France recalls an expedition in Siberia, where he was solo for 16 days, crossing the world’s biggest frozen lake, which is 400 miles long, all whilst carrying a 60kg sled, covering a marathon distance a day. Completely cut off from the outside world, all France had as a means of communication was a device that allowed him to send one or two messages a day.

“When things got really hard, and the terrain was atrocious, and I was struggling to even do one mile an hour, I would say to myself, ‘You are a sled hauling machine. That is your one job on this earth right now. Just hold the sled.’ I think that was my way of giving my absolute focus to the task because my easiest way out of that is to carry on – the alternative is much harder,” France says about learning to listen to his inner monologue of positive self-talk during challenging moments. 

In his upcoming challenge, starting March 24, he’ll be using everything he has learned to overcome the mental challenges he might face, including avalanche risks, extremely strong winds, multi-day storms, extreme heat and bears. He confesses that these are slightly daunting thoughts, but an adventurer through and through, he adds: “I think a lot of the time fear comes from a lack of understanding.”

In order to be as prepared as he can for any situation which may arise, he learns to be aware of all the factors. So, for example, with the reality that he may come face-to-face with a bear, where he’ll be a “small snack to a big grizzly bear”, he’s arranged to meet a bear expert to learn how to overcome this hurdle if he was to face it. 

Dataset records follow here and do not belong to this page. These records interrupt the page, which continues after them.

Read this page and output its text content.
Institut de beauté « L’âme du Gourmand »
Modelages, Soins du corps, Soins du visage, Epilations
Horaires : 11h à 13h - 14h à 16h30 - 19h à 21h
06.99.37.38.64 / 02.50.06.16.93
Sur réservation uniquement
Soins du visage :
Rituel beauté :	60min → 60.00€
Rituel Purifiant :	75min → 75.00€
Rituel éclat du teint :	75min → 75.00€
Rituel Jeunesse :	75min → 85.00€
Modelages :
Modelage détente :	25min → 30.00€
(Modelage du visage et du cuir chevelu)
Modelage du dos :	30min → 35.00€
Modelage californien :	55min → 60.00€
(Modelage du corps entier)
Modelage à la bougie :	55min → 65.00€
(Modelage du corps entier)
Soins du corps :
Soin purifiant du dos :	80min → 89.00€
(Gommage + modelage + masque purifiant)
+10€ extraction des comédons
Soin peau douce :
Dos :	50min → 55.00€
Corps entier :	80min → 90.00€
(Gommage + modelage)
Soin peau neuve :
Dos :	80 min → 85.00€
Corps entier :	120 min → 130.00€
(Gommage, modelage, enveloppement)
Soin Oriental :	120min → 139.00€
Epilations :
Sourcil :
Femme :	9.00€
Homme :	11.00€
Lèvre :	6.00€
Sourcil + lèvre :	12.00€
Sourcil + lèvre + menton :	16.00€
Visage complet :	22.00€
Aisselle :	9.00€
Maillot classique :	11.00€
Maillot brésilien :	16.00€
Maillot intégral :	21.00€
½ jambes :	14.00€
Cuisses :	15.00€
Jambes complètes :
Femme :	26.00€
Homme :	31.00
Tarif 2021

Despite all the concerns he’s had to prepare for, France has wanted to do this trip for many years and at the end of this month, he’ll finally get to start this next expedition as he searches to complete his world-first journey across the seven continents. “I’ve never been to places like Northern Canada and Alaska, and I’ve wanted to visit for years, so just to have the opportunity to be out there in the pristine wilderness with glaciers, mountains and lakes on my bike is pretty unique, so that’s really exciting,” he says. 

As Oli France embarks on his extraordinary odyssey, he reminds us that the true essence of life lies not in the safety of comfort zones but in the exhilarating unknown beyond. His journey is a testament to the indomitable human spirit, urging us to push past our perceived limits, embrace discomfort, and find strength in adversity.